Asian shares seen consolidating as investor fears ease

MSCI’s broadest index of Asia-Pacific shares outside Japan was little changed in early trade.

Asia stock market
Many emerging market currencies felt the dollar's heat but the Turkish lira jumped 1.6 percent off near four-month lows after investor-friendly deputy prime minister Mehmet Simsek kept his post in the government.

Asian shares are expected to consolidate gains on Tuesday as the Chinese currency and shares show signs of stability, oil prices rebound, and solid US consumption data suggest last week’s sell-off was overdone.

MSCI’s broadest index of Asia-Pacific shares outside Japan was little changed in early trade.

Japan’s Nikkei slipped 1.0 percent after it climbed 7.2 percent on Monday, its biggest daily gain since 2008 which recovered a large portion of its 11 percent slump last week – also its biggest since 2008.

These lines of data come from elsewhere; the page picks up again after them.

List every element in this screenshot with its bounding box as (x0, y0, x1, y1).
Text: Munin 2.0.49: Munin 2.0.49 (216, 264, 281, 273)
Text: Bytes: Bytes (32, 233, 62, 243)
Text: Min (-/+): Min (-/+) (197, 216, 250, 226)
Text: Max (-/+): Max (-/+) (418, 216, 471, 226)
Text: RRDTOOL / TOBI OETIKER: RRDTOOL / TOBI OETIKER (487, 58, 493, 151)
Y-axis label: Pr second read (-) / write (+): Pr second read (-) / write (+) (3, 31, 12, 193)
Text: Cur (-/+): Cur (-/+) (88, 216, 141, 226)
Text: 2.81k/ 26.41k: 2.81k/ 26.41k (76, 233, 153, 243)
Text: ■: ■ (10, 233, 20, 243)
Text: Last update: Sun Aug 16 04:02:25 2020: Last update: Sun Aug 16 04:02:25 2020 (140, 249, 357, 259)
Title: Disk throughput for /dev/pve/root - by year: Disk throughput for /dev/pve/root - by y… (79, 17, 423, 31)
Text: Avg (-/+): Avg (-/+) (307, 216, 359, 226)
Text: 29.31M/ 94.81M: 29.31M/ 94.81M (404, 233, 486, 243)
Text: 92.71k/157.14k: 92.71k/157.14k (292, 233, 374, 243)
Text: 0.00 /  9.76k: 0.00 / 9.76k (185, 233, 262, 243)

On Monday, European stocks rose 2.9 percent, having shed nearly 10 percent over the last two weeks. US financial markets were closed for a national holiday but globally-traded US stock futures rose 1.5 percent.

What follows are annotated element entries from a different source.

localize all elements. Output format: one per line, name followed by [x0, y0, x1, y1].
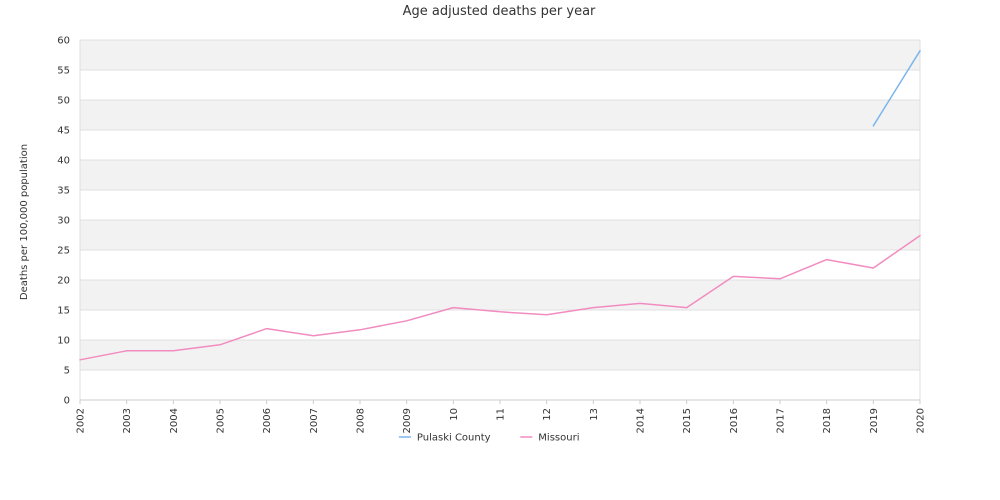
x-axis-ticks: 2002 2003 2004 2005 2006 2007 2008 2009 10 11 12 13…: [76, 400, 927, 433]
y-axis-ticks: 0 5 10 15 20 25 30 35 40 45 50 55 60: [57, 36, 70, 407]
series-lines: [79, 50, 921, 361]
legend-label: Missouri: [538, 433, 579, 444]
grid-band: [80, 100, 920, 130]
y-tick-label: 55: [57, 66, 70, 77]
y-tick-label: 10: [57, 336, 70, 347]
x-tick-label: 2016: [729, 408, 740, 433]
x-tick-label: 2006: [262, 408, 273, 433]
y-tick-label: 25: [57, 246, 70, 257]
y-tick-label: 15: [57, 306, 70, 317]
y-tick-label: 0: [64, 396, 70, 407]
legend: Pulaski County Missouri: [398, 433, 579, 444]
legend-item-pulaski-county[interactable]: Pulaski County: [398, 433, 491, 444]
series-line-missouri: [79, 234, 921, 361]
y-tick-label: 40: [57, 156, 70, 167]
y-tick-label: 50: [57, 96, 70, 107]
x-tick-label: 13: [589, 408, 600, 421]
y-tick-label: 35: [57, 186, 70, 197]
x-tick-label: 2009: [402, 408, 413, 433]
grid-lines: [79, 39, 921, 401]
series-line-pulaski-county: [872, 50, 921, 127]
grid-band: [80, 40, 920, 70]
x-tick-label: 2019: [869, 408, 880, 433]
y-tick-label: 60: [57, 36, 70, 47]
x-tick-label: 2007: [309, 408, 320, 433]
x-tick-label: 10: [449, 408, 460, 421]
x-tick-label: 2015: [682, 408, 693, 433]
legend-label: Pulaski County: [417, 433, 491, 444]
y-tick-label: 45: [57, 126, 70, 137]
grid-band: [80, 340, 920, 370]
x-tick-label: 2004: [169, 408, 180, 433]
x-tick-label: 2005: [216, 408, 227, 433]
x-tick-label: 2017: [776, 408, 787, 433]
grid-band: [80, 280, 920, 310]
chart-title: Age adjusted deaths per year: [403, 4, 596, 19]
y-axis-title: Deaths per 100,000 population: [19, 144, 30, 300]
x-tick-label: 2014: [636, 408, 647, 433]
legend-item-missouri[interactable]: Missouri: [520, 433, 579, 444]
x-tick-label: 2003: [122, 408, 133, 433]
x-tick-label: 2018: [822, 408, 833, 433]
y-tick-label: 30: [57, 216, 70, 227]
x-tick-label: 12: [542, 408, 553, 421]
x-tick-label: 2002: [76, 408, 87, 433]
x-tick-label: 11: [496, 408, 507, 421]
x-tick-label: 2008: [356, 408, 367, 433]
grid-band: [80, 220, 920, 250]
grid-bands: [80, 40, 920, 370]
y-tick-label: 20: [57, 276, 70, 287]
x-tick-label: 2020: [916, 408, 927, 433]
grid-band: [80, 160, 920, 190]
y-tick-label: 5: [64, 366, 70, 377]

“It is partly a reaction after such big falls last week. Solid US data is also improving investor sentiment given that they are counting on US growth to lead the global economy,” said Hirokazu Kabeya, chief global strategist at Daiwa Securities.

US retail sales data published on Friday showing firm growth allayed fears – at least for now – that the U.S. economy could be dragged into recession as growth stumbles in many parts of the world.

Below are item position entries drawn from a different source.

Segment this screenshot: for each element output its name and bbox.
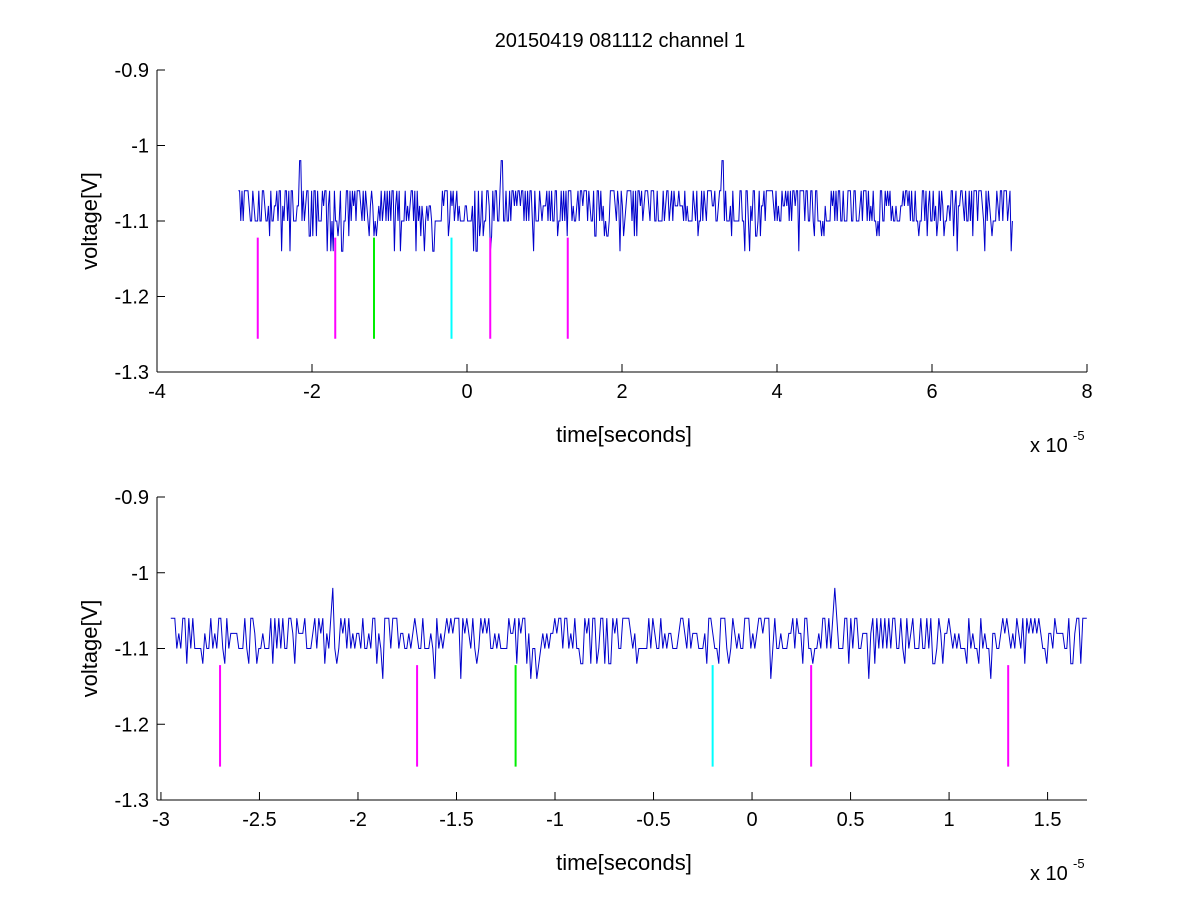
x-tick-label: 0.5: [837, 809, 865, 831]
x-tick-label: 8: [1081, 381, 1092, 403]
figure-title: 20150419 081112 channel 1: [495, 30, 746, 52]
x-tick-label: -1.5: [439, 809, 473, 831]
x-tick-label: 0: [746, 809, 757, 831]
y-tick-label: -1.1: [115, 639, 149, 661]
x-tick-label: 0: [461, 381, 472, 403]
x-tick-label: -2.5: [242, 809, 276, 831]
voltage-trace: [238, 160, 1013, 252]
x-exponent-label: x 10: [1030, 435, 1068, 457]
x-tick-label: 1: [944, 809, 955, 831]
x-tick-label: -4: [148, 381, 166, 403]
y-tick-label: -0.9: [115, 487, 149, 509]
x-axis-label: time[seconds]: [556, 850, 692, 875]
y-tick-label: -1.3: [115, 790, 149, 812]
y-tick-label: -1.1: [115, 211, 149, 233]
y-tick-label: -0.9: [115, 60, 149, 82]
x-exponent-label: x 10: [1030, 863, 1068, 885]
x-tick-label: -2: [349, 809, 367, 831]
x-tick-label: 6: [926, 381, 937, 403]
x-tick-label: 4: [771, 381, 782, 403]
x-tick-label: 1.5: [1034, 809, 1062, 831]
x-exponent-power: -5: [1073, 856, 1085, 871]
x-tick-label: -2: [303, 381, 321, 403]
y-axis-label: voltage[V]: [77, 172, 102, 270]
x-exponent-power: -5: [1073, 428, 1085, 443]
y-axis-label: voltage[V]: [77, 600, 102, 698]
voltage-trace: [170, 587, 1087, 679]
x-tick-label: -3: [152, 809, 170, 831]
y-tick-label: -1.2: [115, 287, 149, 309]
y-tick-label: -1: [131, 563, 149, 585]
top-subplot: -4 -2 0 2 4 6 8 -1.3 -1.2 -1.1 -1 -0.9 time[seconds]…: [77, 60, 1093, 457]
y-tick-label: -1: [131, 136, 149, 158]
y-tick-label: -1.3: [115, 362, 149, 384]
y-tick-label: -1.2: [115, 714, 149, 736]
bottom-subplot: -3 -2.5 -2 -1.5 -1 -0.5 0 0.5 1 1.5 -1.3 -1.2 -1.1 -1…: [77, 487, 1087, 885]
x-axis-label: time[seconds]: [556, 422, 692, 447]
x-tick-label: -0.5: [636, 809, 670, 831]
x-tick-label: -1: [546, 809, 564, 831]
x-tick-label: 2: [616, 381, 627, 403]
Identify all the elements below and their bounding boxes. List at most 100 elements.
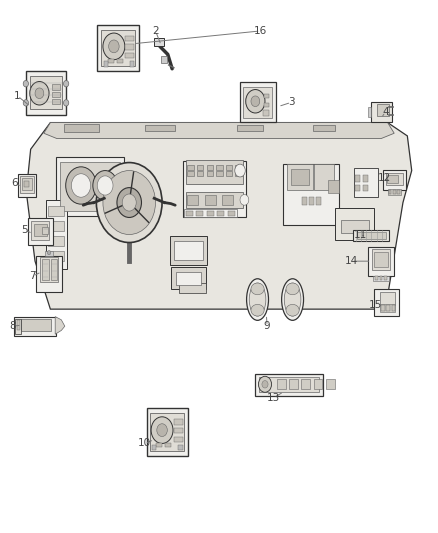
- FancyBboxPatch shape: [187, 171, 194, 176]
- Circle shape: [64, 80, 69, 87]
- FancyBboxPatch shape: [42, 259, 49, 280]
- FancyBboxPatch shape: [125, 44, 134, 50]
- FancyBboxPatch shape: [14, 317, 56, 336]
- Text: 13: 13: [267, 393, 280, 402]
- FancyBboxPatch shape: [363, 175, 368, 182]
- Circle shape: [23, 80, 28, 87]
- FancyBboxPatch shape: [152, 445, 156, 450]
- Circle shape: [97, 176, 113, 195]
- FancyBboxPatch shape: [216, 171, 223, 176]
- Circle shape: [93, 171, 117, 200]
- FancyBboxPatch shape: [52, 84, 60, 90]
- FancyBboxPatch shape: [386, 173, 403, 185]
- FancyBboxPatch shape: [380, 276, 382, 280]
- FancyBboxPatch shape: [31, 221, 49, 240]
- FancyBboxPatch shape: [302, 197, 307, 205]
- FancyBboxPatch shape: [316, 197, 321, 205]
- FancyBboxPatch shape: [368, 246, 394, 276]
- FancyBboxPatch shape: [259, 377, 319, 392]
- FancyBboxPatch shape: [354, 167, 378, 197]
- FancyBboxPatch shape: [150, 413, 184, 451]
- FancyBboxPatch shape: [125, 53, 134, 58]
- Text: 9: 9: [264, 321, 271, 331]
- Circle shape: [262, 381, 268, 388]
- Circle shape: [258, 376, 272, 392]
- FancyBboxPatch shape: [363, 185, 368, 191]
- FancyBboxPatch shape: [97, 25, 139, 70]
- FancyBboxPatch shape: [171, 267, 206, 289]
- FancyBboxPatch shape: [146, 408, 188, 456]
- Text: 11: 11: [353, 230, 367, 239]
- FancyBboxPatch shape: [184, 209, 237, 217]
- FancyBboxPatch shape: [45, 251, 53, 256]
- FancyBboxPatch shape: [186, 192, 243, 208]
- FancyBboxPatch shape: [165, 443, 171, 447]
- FancyBboxPatch shape: [264, 103, 269, 107]
- FancyBboxPatch shape: [264, 94, 269, 98]
- FancyBboxPatch shape: [30, 76, 63, 109]
- FancyBboxPatch shape: [207, 211, 214, 216]
- FancyBboxPatch shape: [301, 379, 310, 389]
- FancyBboxPatch shape: [375, 276, 378, 280]
- FancyBboxPatch shape: [17, 320, 20, 330]
- Text: 15: 15: [369, 300, 382, 310]
- FancyBboxPatch shape: [291, 169, 309, 185]
- Text: 4: 4: [382, 107, 389, 117]
- FancyBboxPatch shape: [18, 174, 36, 197]
- FancyBboxPatch shape: [226, 165, 233, 170]
- FancyBboxPatch shape: [355, 175, 360, 182]
- FancyBboxPatch shape: [355, 185, 360, 191]
- FancyBboxPatch shape: [207, 171, 213, 176]
- FancyBboxPatch shape: [217, 211, 224, 216]
- FancyBboxPatch shape: [101, 30, 135, 66]
- Ellipse shape: [286, 283, 299, 295]
- FancyBboxPatch shape: [48, 206, 64, 216]
- FancyBboxPatch shape: [277, 379, 286, 389]
- Ellipse shape: [251, 304, 264, 316]
- FancyBboxPatch shape: [40, 257, 58, 282]
- FancyBboxPatch shape: [156, 443, 162, 447]
- FancyBboxPatch shape: [244, 87, 272, 118]
- Circle shape: [122, 194, 136, 211]
- Circle shape: [96, 163, 162, 243]
- FancyBboxPatch shape: [186, 159, 243, 183]
- Text: 6: 6: [11, 179, 18, 188]
- Circle shape: [103, 33, 125, 60]
- FancyBboxPatch shape: [372, 249, 390, 270]
- FancyBboxPatch shape: [384, 276, 387, 280]
- FancyBboxPatch shape: [377, 104, 389, 116]
- FancyBboxPatch shape: [186, 211, 193, 216]
- FancyBboxPatch shape: [223, 195, 233, 205]
- FancyBboxPatch shape: [341, 220, 369, 233]
- FancyBboxPatch shape: [383, 170, 406, 190]
- FancyBboxPatch shape: [48, 251, 64, 261]
- FancyBboxPatch shape: [386, 305, 390, 311]
- FancyBboxPatch shape: [374, 289, 399, 316]
- Ellipse shape: [251, 283, 264, 295]
- FancyBboxPatch shape: [314, 379, 322, 389]
- FancyBboxPatch shape: [64, 124, 99, 132]
- FancyBboxPatch shape: [196, 211, 203, 216]
- FancyBboxPatch shape: [130, 61, 134, 67]
- FancyBboxPatch shape: [174, 428, 183, 433]
- Circle shape: [240, 195, 249, 205]
- Circle shape: [30, 82, 49, 105]
- FancyBboxPatch shape: [387, 175, 398, 183]
- FancyBboxPatch shape: [15, 319, 21, 334]
- FancyBboxPatch shape: [236, 165, 242, 170]
- FancyBboxPatch shape: [313, 125, 335, 131]
- Circle shape: [47, 251, 51, 255]
- FancyBboxPatch shape: [104, 61, 108, 67]
- Circle shape: [246, 90, 265, 113]
- FancyBboxPatch shape: [174, 241, 202, 260]
- Circle shape: [157, 424, 167, 437]
- FancyBboxPatch shape: [179, 283, 206, 293]
- FancyBboxPatch shape: [36, 256, 62, 292]
- FancyBboxPatch shape: [328, 180, 339, 193]
- FancyBboxPatch shape: [34, 224, 47, 236]
- FancyBboxPatch shape: [237, 125, 263, 131]
- FancyBboxPatch shape: [379, 292, 395, 305]
- FancyBboxPatch shape: [335, 208, 374, 240]
- Ellipse shape: [247, 279, 268, 320]
- FancyBboxPatch shape: [381, 305, 385, 311]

Sentiment on the US currency also improved, with the dollar rising to 114.50 yen, recovering further from a 15-month low of 110.985 touched on Thursday.

The euro also eased to as low as $1.1128 on Monday, retreating from Thursday’s 3 1/2-month high of $1.1377, and last stood at $1.1166.

The common currency was also driven lower by remarks from European Central Bank President Mario Draghi that the bank is ready to ease policy further in March.

Gold also fell 2.2 percent on Monday, its biggest fall in almost seven months, slipping further from Thursday’s one-year peak of $1,262.90 per ounce as safe-haven buying in the precious metal in recent weeks was rolled back.

The yuan was little changed at 6.4457 to the dollar in offshore trade after the People’s Bank of China (PBOC) on Monday set the midpoint rate at the highest level in over a month, easing worries about further devaluation.

Chinese mainland shares shrugged off the turmoil in global shares which occurred over the Lunar New Year holiday, with the Shanghai composite index slipping just 0.6 percent.

Oil prices gained on news of a rare private meeting of top officials from the world’s biggest oil producers spurred speculation of an eventual deal to tackle a deep supply glut.

Global benchmark Brent futures rose to $34.01 a barrel, rising to their highest level in a week. US crude futures also jumped back above $30.